With the Spring 2013 semester drawing to a close, several Boston University students said they would like for BU officials to offer more advice and direction on options for storing possessions during the summer.
Mohamed Alghanami, a College of Engineering freshman from Bahrain, said it would be beneficial if BU officials provided students with basic information on summer storage companies and prices.
“If we could just get more information regarding storage, especially for freshmen, that would be great,” said Alghanami.
Alghanami said summer storage is necessary for students who cannot transport all of their belongings to distant homes between the spring and fall semesters.
“Especially because I’m an international student, it’s not really feasible to take all of my stuff all the way back home,” he said.
BU Housing Director Nishmin Kashyap said the summer holiday poses a much greater challenge than the fall, winter and spring holidays do for students and space.
“During regular breaks — Thanksgiving, winter and spring — students do not have to remove belongings from their rooms,” she said via email. “However, at the end of the academic year, students have to move out.”

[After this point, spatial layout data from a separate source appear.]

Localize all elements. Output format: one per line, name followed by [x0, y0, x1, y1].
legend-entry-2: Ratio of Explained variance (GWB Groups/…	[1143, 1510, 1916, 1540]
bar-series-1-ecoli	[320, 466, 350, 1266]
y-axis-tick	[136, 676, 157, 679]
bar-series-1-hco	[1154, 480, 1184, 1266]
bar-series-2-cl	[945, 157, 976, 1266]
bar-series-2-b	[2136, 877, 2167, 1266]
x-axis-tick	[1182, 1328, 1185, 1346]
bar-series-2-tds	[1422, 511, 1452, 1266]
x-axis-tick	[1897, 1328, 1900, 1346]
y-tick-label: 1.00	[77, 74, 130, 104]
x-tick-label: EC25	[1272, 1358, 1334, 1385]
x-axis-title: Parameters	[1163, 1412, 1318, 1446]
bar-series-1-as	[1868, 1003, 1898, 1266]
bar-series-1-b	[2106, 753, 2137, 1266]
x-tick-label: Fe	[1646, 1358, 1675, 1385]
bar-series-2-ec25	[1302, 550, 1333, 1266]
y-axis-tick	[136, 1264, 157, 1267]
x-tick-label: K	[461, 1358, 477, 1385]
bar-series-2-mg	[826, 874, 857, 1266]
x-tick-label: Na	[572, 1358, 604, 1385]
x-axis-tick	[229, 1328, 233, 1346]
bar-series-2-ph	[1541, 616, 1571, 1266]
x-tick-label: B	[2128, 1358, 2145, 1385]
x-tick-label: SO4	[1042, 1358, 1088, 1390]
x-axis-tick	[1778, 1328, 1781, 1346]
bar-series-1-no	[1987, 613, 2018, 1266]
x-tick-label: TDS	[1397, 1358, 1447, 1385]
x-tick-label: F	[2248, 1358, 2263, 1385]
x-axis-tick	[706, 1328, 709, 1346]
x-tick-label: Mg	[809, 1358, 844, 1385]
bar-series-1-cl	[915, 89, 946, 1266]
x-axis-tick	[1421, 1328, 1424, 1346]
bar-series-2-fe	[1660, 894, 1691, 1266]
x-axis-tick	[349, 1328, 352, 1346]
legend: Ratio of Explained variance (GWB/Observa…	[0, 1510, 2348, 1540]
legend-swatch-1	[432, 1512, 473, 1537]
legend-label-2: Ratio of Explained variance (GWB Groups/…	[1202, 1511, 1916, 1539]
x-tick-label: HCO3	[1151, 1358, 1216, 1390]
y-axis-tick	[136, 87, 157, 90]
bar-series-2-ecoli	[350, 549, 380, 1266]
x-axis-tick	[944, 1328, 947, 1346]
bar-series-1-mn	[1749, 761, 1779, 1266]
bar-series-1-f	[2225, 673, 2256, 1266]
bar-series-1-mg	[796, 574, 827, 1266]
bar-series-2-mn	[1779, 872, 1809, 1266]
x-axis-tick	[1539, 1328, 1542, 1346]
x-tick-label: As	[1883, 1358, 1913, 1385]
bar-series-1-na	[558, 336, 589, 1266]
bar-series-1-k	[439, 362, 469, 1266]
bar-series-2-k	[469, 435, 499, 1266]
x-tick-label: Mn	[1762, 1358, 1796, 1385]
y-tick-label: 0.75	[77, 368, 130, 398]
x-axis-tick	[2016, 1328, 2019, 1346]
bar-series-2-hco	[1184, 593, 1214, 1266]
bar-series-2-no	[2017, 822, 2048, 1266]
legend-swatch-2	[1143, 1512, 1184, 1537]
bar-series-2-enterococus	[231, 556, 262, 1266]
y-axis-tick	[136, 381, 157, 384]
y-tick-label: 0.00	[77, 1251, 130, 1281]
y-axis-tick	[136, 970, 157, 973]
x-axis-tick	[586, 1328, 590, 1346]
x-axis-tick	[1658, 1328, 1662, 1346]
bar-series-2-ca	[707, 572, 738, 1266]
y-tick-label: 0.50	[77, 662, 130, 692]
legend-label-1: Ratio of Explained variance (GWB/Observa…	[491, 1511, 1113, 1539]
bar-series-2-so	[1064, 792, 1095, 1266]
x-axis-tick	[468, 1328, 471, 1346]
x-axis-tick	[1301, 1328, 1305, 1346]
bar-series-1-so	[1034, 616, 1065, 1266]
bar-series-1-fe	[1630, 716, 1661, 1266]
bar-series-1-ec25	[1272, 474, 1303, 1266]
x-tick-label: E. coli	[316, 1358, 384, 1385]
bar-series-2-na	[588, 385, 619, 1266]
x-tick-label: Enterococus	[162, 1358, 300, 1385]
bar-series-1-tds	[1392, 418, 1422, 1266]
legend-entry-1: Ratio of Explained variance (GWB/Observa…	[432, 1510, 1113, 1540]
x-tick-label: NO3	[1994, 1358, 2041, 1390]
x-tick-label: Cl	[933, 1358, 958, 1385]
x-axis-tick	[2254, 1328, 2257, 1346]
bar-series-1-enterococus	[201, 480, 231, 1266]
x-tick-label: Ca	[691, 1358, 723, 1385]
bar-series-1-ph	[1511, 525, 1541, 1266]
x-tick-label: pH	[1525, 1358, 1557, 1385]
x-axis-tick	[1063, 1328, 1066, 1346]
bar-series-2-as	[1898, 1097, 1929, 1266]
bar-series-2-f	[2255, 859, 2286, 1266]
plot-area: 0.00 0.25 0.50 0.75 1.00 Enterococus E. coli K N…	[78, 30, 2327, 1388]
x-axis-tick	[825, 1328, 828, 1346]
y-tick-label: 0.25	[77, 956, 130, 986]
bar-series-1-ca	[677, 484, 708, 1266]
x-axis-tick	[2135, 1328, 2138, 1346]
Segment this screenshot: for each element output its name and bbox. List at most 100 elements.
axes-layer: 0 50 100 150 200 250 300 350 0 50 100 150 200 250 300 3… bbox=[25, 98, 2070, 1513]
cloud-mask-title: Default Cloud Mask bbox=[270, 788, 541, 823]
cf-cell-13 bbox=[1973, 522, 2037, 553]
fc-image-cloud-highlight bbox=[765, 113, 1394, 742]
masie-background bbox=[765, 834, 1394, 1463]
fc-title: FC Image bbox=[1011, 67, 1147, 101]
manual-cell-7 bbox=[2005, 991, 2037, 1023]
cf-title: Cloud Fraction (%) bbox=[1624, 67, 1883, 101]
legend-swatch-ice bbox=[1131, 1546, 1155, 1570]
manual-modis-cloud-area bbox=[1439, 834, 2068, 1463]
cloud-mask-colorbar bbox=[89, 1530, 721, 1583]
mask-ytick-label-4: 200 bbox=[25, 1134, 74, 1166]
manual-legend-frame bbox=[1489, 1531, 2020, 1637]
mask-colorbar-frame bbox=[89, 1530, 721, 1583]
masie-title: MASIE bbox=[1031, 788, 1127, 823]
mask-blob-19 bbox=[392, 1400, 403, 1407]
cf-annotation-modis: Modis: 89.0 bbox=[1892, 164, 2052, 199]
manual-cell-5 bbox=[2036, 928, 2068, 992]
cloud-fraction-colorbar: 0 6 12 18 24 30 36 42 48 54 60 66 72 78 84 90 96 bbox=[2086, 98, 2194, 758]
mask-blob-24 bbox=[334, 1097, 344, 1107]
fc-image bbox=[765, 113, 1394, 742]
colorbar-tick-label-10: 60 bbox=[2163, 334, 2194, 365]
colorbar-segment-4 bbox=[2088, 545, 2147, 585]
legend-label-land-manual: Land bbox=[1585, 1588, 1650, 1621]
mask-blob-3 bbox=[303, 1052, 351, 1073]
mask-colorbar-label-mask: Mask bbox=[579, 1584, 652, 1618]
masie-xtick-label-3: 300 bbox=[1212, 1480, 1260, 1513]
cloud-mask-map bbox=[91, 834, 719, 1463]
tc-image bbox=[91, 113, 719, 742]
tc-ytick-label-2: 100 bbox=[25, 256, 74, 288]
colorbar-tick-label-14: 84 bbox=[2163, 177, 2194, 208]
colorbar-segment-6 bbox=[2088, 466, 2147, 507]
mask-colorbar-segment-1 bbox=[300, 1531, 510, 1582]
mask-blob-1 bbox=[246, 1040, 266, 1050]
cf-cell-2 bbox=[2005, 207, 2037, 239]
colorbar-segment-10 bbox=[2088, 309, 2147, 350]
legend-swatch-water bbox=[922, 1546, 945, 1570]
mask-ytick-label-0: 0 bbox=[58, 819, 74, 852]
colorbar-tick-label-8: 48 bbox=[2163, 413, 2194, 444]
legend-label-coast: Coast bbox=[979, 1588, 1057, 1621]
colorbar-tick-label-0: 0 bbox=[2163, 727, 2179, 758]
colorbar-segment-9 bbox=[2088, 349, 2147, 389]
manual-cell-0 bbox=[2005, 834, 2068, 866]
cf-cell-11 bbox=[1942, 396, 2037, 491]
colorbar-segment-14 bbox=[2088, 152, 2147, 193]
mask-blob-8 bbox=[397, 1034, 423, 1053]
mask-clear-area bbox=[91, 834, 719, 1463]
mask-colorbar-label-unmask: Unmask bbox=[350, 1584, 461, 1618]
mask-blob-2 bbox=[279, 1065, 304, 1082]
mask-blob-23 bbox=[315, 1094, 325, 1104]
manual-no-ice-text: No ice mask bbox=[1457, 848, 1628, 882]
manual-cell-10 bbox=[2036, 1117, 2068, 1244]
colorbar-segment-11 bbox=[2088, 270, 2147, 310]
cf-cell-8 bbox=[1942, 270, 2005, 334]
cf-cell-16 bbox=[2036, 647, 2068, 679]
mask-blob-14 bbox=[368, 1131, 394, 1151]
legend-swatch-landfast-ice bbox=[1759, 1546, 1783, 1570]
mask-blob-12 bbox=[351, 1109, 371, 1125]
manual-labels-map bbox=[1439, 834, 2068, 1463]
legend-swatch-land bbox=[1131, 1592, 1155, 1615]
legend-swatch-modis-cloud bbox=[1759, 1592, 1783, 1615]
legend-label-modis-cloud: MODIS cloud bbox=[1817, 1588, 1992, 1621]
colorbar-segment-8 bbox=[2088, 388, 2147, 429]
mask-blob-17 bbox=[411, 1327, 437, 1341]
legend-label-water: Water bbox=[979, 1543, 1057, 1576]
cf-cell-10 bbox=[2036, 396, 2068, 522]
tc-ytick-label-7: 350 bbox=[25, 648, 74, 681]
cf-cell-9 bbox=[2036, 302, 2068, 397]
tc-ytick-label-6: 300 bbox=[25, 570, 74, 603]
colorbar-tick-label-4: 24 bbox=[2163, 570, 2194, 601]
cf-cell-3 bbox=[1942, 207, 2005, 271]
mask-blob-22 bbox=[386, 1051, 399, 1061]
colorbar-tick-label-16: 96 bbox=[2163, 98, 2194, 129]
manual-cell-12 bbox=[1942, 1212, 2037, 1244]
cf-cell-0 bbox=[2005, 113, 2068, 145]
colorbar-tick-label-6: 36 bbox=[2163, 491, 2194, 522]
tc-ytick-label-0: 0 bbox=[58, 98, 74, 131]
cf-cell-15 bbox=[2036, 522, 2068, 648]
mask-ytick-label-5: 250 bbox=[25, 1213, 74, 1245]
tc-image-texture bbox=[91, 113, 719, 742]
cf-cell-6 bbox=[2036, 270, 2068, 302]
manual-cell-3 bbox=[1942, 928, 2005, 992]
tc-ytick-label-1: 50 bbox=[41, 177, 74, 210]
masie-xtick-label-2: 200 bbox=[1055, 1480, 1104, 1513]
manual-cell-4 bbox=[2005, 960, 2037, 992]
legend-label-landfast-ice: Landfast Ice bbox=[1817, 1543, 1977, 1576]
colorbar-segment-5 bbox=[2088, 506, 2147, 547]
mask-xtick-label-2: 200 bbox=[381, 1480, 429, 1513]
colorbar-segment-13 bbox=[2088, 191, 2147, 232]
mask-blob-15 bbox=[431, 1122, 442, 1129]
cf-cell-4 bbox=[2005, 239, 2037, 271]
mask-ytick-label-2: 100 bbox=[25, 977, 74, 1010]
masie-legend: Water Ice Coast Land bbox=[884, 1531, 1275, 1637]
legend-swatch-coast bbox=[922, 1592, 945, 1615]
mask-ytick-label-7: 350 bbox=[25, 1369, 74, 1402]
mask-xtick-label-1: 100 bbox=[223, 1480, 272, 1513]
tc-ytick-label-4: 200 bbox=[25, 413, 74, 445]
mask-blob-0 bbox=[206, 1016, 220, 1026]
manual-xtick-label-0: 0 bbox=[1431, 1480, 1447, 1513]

Kashyap said BU does not endorse any vendors, and that the school neither encourages nor discourages summer storage.
“Students research online for vendors and contract with them individually,” Kashyap said. “It is a personal choice that students have to make.”
Mandy Evers, student services manager at the UPS Store at 1085 Commonwealth Ave., one company that offers students summer storage, said it is common for students to store all types of items.
“Students are storing clothes, storing stuff that they’re not going to need for the summer when they’re at home,” Evers said. “It really depends on the student in deciding what they want to bring home with them and what they want to leave here for the next term.”
Evers said the average student using UPS Summer Storage spends about $180.
“I live in an apartment off-campus, so that’s where I’m keeping all of my stuff for the summer,” said Jeffrey Hintz, a College of Arts and Sciences junior.
Hintz said he noticed many companies have been advertising themselves around the Charles River Campus by handing out fliers, putting ads under students’ doors and writing information on the sidewalk with chalk.
“Some people have a lot of stuff so they can’t bring it home, and the school should probably help them out a bit more,” he said.
Lindsay Chan, a CAS freshman from Philadelphia, said summer storage is valuable to students.
“[Summer storage] helps anyone who lives farther away from Boston than a day’s car ride, or for anyone who has to fly because obviously they can’t bring their bulkier items with them,” she said.
She said although she will not be storing any items, she believes storing possessions during the summer ultimately saves money for students.
“It’s also good because they [students] don’t have to get rid of anything they can’t carry and be forced to buy it all new next semester,” she said. “I wish they [BU] had a page with all our options for summer storage on the housing website.”